Among those who had contested NICIL’s revocation of their leases was Cevons Waste Management and Ankoko Equipment Rentals incorporated, as well as a number of private citizens who were joined in the proceedings.
They had claimed that NICIL’s Notice to Quit was in breach of their lease agreement and had sought an order staying the State entity’s attempts to evict them from the land. But NICIL in its counterclaim had sought the court’s dismissal of their challenges.
NICIL claimed in its application that the matter should be one for arbitration and that the court lacked the jurisdiction to entertain their case.
NICIL had also contended that the lands which were allocated to these lessees, most of which are part of the Enmore Sugar Estate and owned by the Guyana Sugar Corporation (GuySuCo), were needed by the State for sugar cane cultivation.
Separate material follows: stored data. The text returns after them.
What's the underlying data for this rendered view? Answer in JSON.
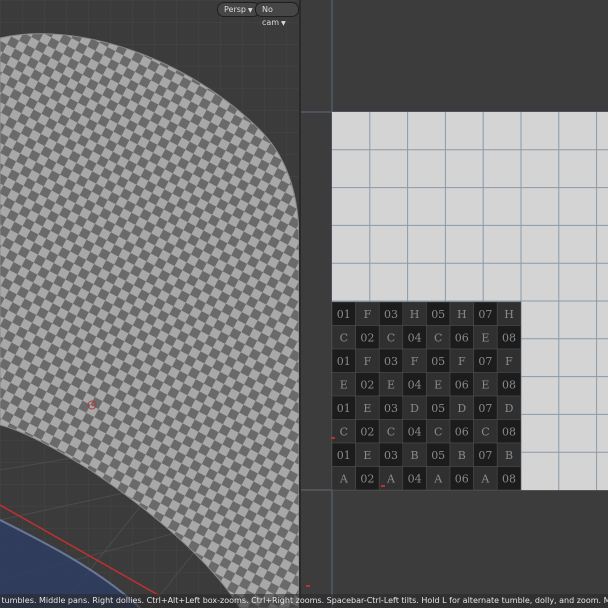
{
  "viewport3d": {
    "camera_mode_label": "Persp",
    "camera_select_label": "No cam"
  },
  "uv_grid": {
    "rows": [
      [
        "01",
        "F",
        "03",
        "H",
        "05",
        "H",
        "07",
        "H"
      ],
      [
        "C",
        "02",
        "C",
        "04",
        "C",
        "06",
        "E",
        "08"
      ],
      [
        "01",
        "F",
        "03",
        "F",
        "05",
        "F",
        "07",
        "F"
      ],
      [
        "E",
        "02",
        "E",
        "04",
        "E",
        "06",
        "E",
        "08"
      ],
      [
        "01",
        "E",
        "03",
        "D",
        "05",
        "D",
        "07",
        "D"
      ],
      [
        "C",
        "02",
        "C",
        "04",
        "C",
        "06",
        "C",
        "08"
      ],
      [
        "01",
        "E",
        "03",
        "B",
        "05",
        "B",
        "07",
        "B"
      ],
      [
        "A",
        "02",
        "A",
        "04",
        "A",
        "06",
        "A",
        "08"
      ]
    ]
  },
  "statusbar": {
    "text": "e tumbles. Middle pans. Right dollies. Ctrl+Alt+Left box-zooms. Ctrl+Right zooms. Spacebar-Ctrl-Left tilts. Hold L for alternate tumble, dolly, and zoom. M or Alt+M for First Person Navi"
  },
  "colors": {
    "viewport_bg": "#3b3b3b",
    "uv_bg": "#3c3c3c",
    "uv_tile_light": "#d4d4d4",
    "uv_tile_dark": "#1e1e1e",
    "axis_red": "#c03030"
  }
}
The leases, however, provided for three to 12 months’ Notice of Termination to be served on the lessees and according to the acting Chief Justice in her ruling on the cases involving Edwards, Baggott, Austin and Austin, Henry, Lawrence and Walters vs NICIL, NICIL has to consider its contractual obligations before terminating a lease.
She pointed out that it is only after issuance of a breach notice and a failure to comply, that Notice of Termination can be given.
Additionally, she noted that the lessee has to be given an opportunity to rectify said breach.
“I do not agree with the submission that NICIL has a right of election as to which clause it can utilise to terminate leases. Nor do I agree that it can do so at will. This reasoning also applies to the Wales Estate. Thus, I have concluded that the termination of the leases is void as being in breach of the lease agreements.”
“It is this court’s ruling that the… grounds to terminate the leases and the provisions of clause 9 as a whole would have to be complied with. There is no factual circumstance that NICIL has established that permit the termination of the leases. NICIL cannot now rely on what appears to be a self-imposed frustration of contract based on an alleged policy change.”
The CJ did agree with NICIL’s contentions that public law was not applicable to its termination of the leases. Here she cited the judgement of late Chief Justice Ian Chang, in the case of Edward Singh, 113 M of 2003, before granting NICIL’s application to strike out Statement of Claim (SOC) 231 of 2020.
Ultimately, the Chief Justice also granted a permanent injunction restraining NICIL or anyone acting on its behalf from enforcing the Notices to Quit that were served on the claimants or in any way interfering with them.
When it comes to Cevons Waste Management and Ankoko Equipment, the CJ noted that the arbitration clauses are applicable. She pointed out that Sections 3 and 5 of the Arbitration Act show that an application for this form of alternative dispute resolution can be made in this context.
“The burden is on the claimants to show cause, why the court should not give effect to the arbitration clauses, which are part of the leases they executed… while I agree with (Attorney-at-Law Devindra Kissoon, appearing for NICIL) that clause 10 of the agreement of lease does not speak to the forum that is to adjudicate, I do not consider that the (Notice of Application) from the State has merits.”
“I have concluded that these are cases which call for an interpretation of the lease agreements as a matter of law, whether the letters of termination from NICIL properly terminated the leases given the termination clauses of the contract,” the Chief Justice said, noting that the NOA for the stays are dismissed.
Meanwhile, the Chief Justice indicated that NICIL can present reasons on other grounds for its revocation of a number of leases in 2020.
Senior Counsel Edward Lukhoo, in association with Attorney-at-Law Timothy Jonas, appeared on behalf of the personal parties, while Senior Counsel Neil Boston appeared on behalf of Cevons Waste Management and Ankoko and Solicitor General Nigel Hawke appeared on behalf of the Attorney General as the second named respondent.